A top university wants to scale back traditional exams and overlook grammar mistakes in a bid to be more ‘inclusive’.
King’s College London, part of the elite Russell Group, is overhauling assessment to ‘validate diverse knowledge systems and lived experiences’.
In addition, it has introduced new shorter word limits on essays, to prevent students being ‘overburdened’.
Lecturers have branded the overhaul ‘dumbing down’, while students have criticised the word caps in an open letter.
In a recent presentation of the changes, staff were told to give students a ‘choice in assessment formats’, such as coursework.
The new framework discourages ‘over-reliance’ on exams, with ‘more options’ added to how students can be assessed.
One of the slides shown to staff with the heading ‘equality, diversity and inclusion’ stated they should ‘focus on ideas, not grammar’.
It also said assessment should be ‘culturally responsive’ and ‘reward the use of culture, language and identity’.
Marking should be ‘inclusive’ and ’embrace linguistic diversity’, the slide said.
In a separate announcement, students were also told some of their essays will be capped at 1,300 words – down from 2,000 currently, to reduce academic stress.

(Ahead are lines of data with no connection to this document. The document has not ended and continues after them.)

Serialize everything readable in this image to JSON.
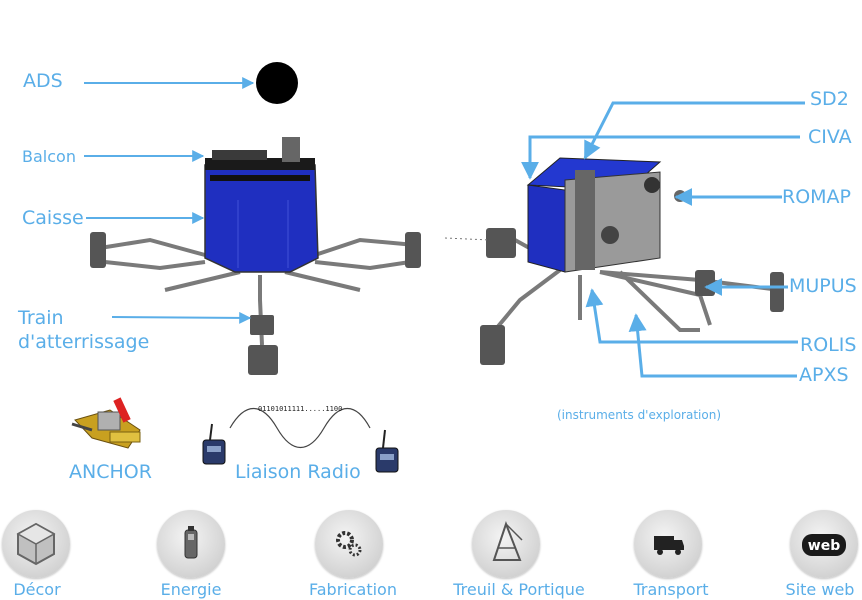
{
  "diagram": {
    "left_labels": {
      "ads": "ADS",
      "balcon": "Balcon",
      "caisse": "Caisse",
      "train_line1": "Train",
      "train_line2": "d'atterrissage"
    },
    "right_labels": {
      "sd2": "SD2",
      "civa": "CIVA",
      "romap": "ROMAP",
      "mupus": "MUPUS",
      "rolis": "ROLIS",
      "apxs": "APXS"
    },
    "caption": "(instruments d'exploration)",
    "anchor_label": "ANCHOR",
    "radio_label": "Liaison Radio",
    "binary_text": "01101011111.....1100",
    "colors": {
      "label_blue": "#5aaee8",
      "arrow_blue": "#5aaee8",
      "panel_blue": "#1f2fc0",
      "structure_grey": "#8a8a8a"
    }
  },
  "nav": [
    {
      "label": "Décor",
      "icon": "cube-icon"
    },
    {
      "label": "Energie",
      "icon": "battery-icon"
    },
    {
      "label": "Fabrication",
      "icon": "gears-icon"
    },
    {
      "label": "Treuil & Portique",
      "icon": "crane-icon"
    },
    {
      "label": "Transport",
      "icon": "truck-icon"
    },
    {
      "label": "Site web",
      "icon": "web-icon"
    }
  ]
}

However, this backfired when students slammed it in an open letter, saying it would stop them properly exploring their subjects.
One King’s College academic, who asked to be anonymous, said: ‘This whole framework, dreamt up by middle management to justify their existence, is about sending a message about which side of the culture war the university is on.
‘They seem to be claiming students are snowflakes and can’t cope, but students have set up a petition against it.
‘These young people are looking at the tough labour market and they haven’t got time for all this.
‘This is management trying to be ‘down-with-the-kids’ and classically getting it wrong’.